People v. Avena

MOSK, J.

I dissent.

I would dismiss the appeal as moot. That is because I would have vacated the underlying judgment on habeas corpus for ineffective assistance of *449counsel in violation of the Sixth Amendment to the United States Constitution. (In re Avena (1996) 12 Cal.4th 694, 741-782 [49 Cal.Rptr.2d 413, 909 P.2d 1017] (dis. opn. of Mosk, J.).) There, on initial consideration, I found the “assistance”—better, the “nonassistance”—that trial counsel furnished defendant to be “shockingly ineffective.” (Id. at p. 741 (dis. opn. of Mosk, J.), italics added.) Here, after revisiting the question, I have regrettably been confirmed in my assessment.

If I were not of the view that the appeal should be dismissed, I would be inclined to set aside defendant’s sentence of death for “Robertson error” (People v. Robertson (1982) 33 Cal.3d 21 [188 Cal.Rptr. 77, 655 P.2d 279]), that is, the superior court’s failure to instruct the jury that the prosecution bore the burden of proving other crimes at the penalty phase beyond a reasonable doubt. Asserting that the offenses in question were supported by “overwhelming evidence,” the majority hold the error harmless. Their approach, however, is inconsistent with that taken by the United States Supreme Court in Sullivan v. Louisiana (1993) 508 U.S. 275 [124 L.Ed.2d 182, 113 S.Ct. 2078]. Dealing with a trial court’s analogous failure to instruct the jury that the prosecution bore the burden of proving charged crimes beyond a reasonable doubt, Sullivan makes plain that a reviewing court’s invocation of “overwhelming evidence” is not enough.

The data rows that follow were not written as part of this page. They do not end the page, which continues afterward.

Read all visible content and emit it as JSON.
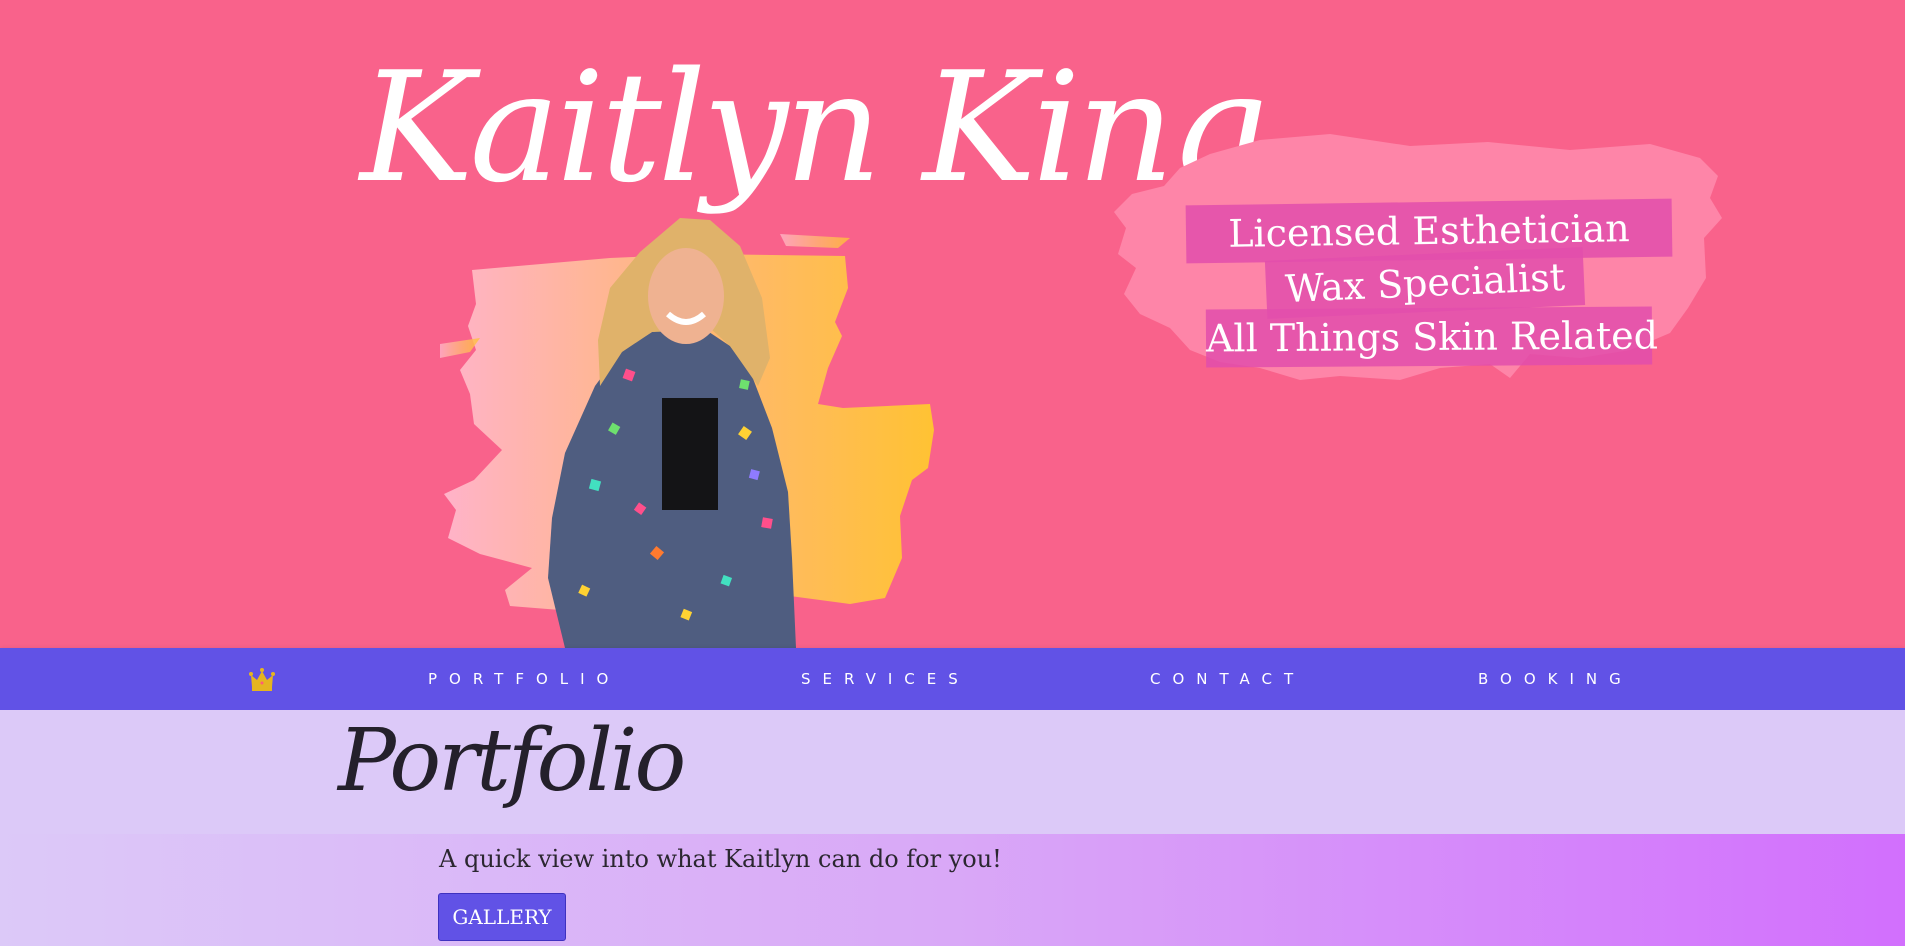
{
  "hero": {
    "title": "Kaitlyn King",
    "taglines": [
      "Licensed Esthetician",
      "Wax Specialist",
      "All Things Skin Related"
    ]
  },
  "nav": {
    "home_icon": "crown-icon",
    "items": [
      {
        "label": "PORTFOLIO"
      },
      {
        "label": "SERVICES"
      },
      {
        "label": "CONTACT"
      },
      {
        "label": "BOOKING"
      }
    ]
  },
  "portfolio": {
    "title": "Portfolio",
    "subtitle": "A quick view into what Kaitlyn can do for you!",
    "button_label": "GALLERY"
  },
  "colors": {
    "hero_background": "#f9628b",
    "nav_background": "#6152e6",
    "tagline_highlight": "#e24eac",
    "section_background": "#dcc9f8",
    "gradient_end": "#d26ffd",
    "crown": "#e5b520"
  }
}
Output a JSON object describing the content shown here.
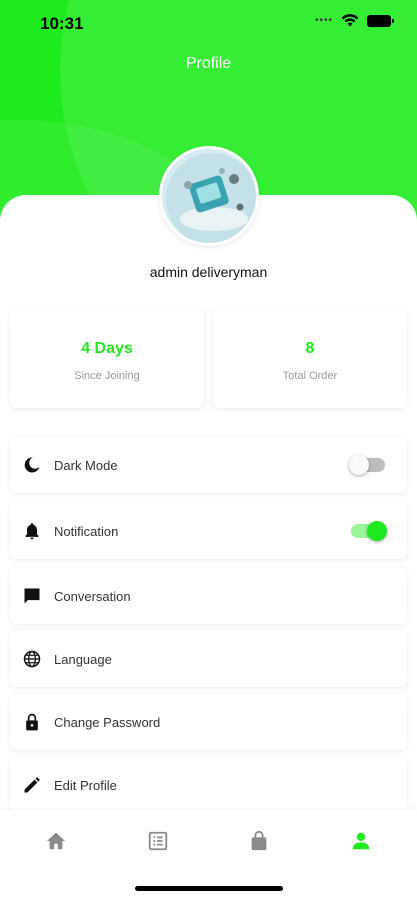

In any event, I would surely set aside defendant’s sentence of death as unreliable under the Eighth Amendment to the United States Constitution and article I, section 17 of California Constitution because trial counsel introduced none of the available mitigating evidence. (See People v. Lucas (1995) 12 Cal.4th 415, 501-502 [48 Cal.Rptr.2d 525, 907 P.2d 373] (conc. and dis. opn. of Mosk, J.) [implying that any sentence of death should be vacated as unreliable under the Eighth Amendment and article I, section 17 if trial counsel introduced none of the available mitigating evidence]; In re Ross (1995) 10 Cal.4th 184, 216, fn. 1 [40 Cal.Rptr.2d 544, 892 P.2d 1287] (dis. opn. of Mosk, J.) [same]; People v. Stansbury (1995) 9 Cal.4th 824, 835 [38 Cal.Rptr.2d 394, 889 P.2d 588] (conc. and dis. opn. of Mosk, J.) [same], reiterating People v. Stansbury (1993) 4 Cal.4th 1017, 1074 [17 Cal.Rptr.2d 174, 846 P.2d 756] (conc. and dis. opn. of Mosk, J.), revd. sub nom. Stansbury v. California (1994) 511 U.S. 318 [128 L.Ed.2d 293, 114 S.Ct. 1526]; People v. Diaz (1992) 3 Cal.4th 495, 577 [11 Cal.Rptr.2d 353, 834 P.2d 1171] (conc. and dis. opn. of Mosk, J.) [same]; see also People v. Howard (1992) 1 Cal.4th 1132, 1197 [5 Cal.Rptr.2d 268, 824 P.2d 1315] (conc. and dis. opn. of Mosk, J.) [finding a sentence of death unreliable under the Eighth Amendment and article I, section 17 when trial counsel introduced none of the available mitigating evidence, albeit at the defendant’s request]; People v. Sanders (1990) 51 Cal.3d 471, 531-533 [273 *450Cal.Rptr. 537, 797 P.2d 561] (dis. opn. of Mosk, J.) [same]; People v. Lang (1989) 49 Cal.3d 991, 1059-1062 [264 Cal.Rptr. 386, 782 P.2d 627] (conc. and dis. opn. of Mosk, J.) [same]; People v. Williams (1988) 44 Cal.3d 1127, 1158-1161 [245 Cal.Rptr. 635, 751 P.2d 901] (conc. and dis. opn. of Mosk, J.) [to similar effect under the Eighth Amendment]; People v. Deere (1985) 41 Cal.3d 353, 360-368 [222 Cal.Rptr. 13, 710 P.2d 925] [same].)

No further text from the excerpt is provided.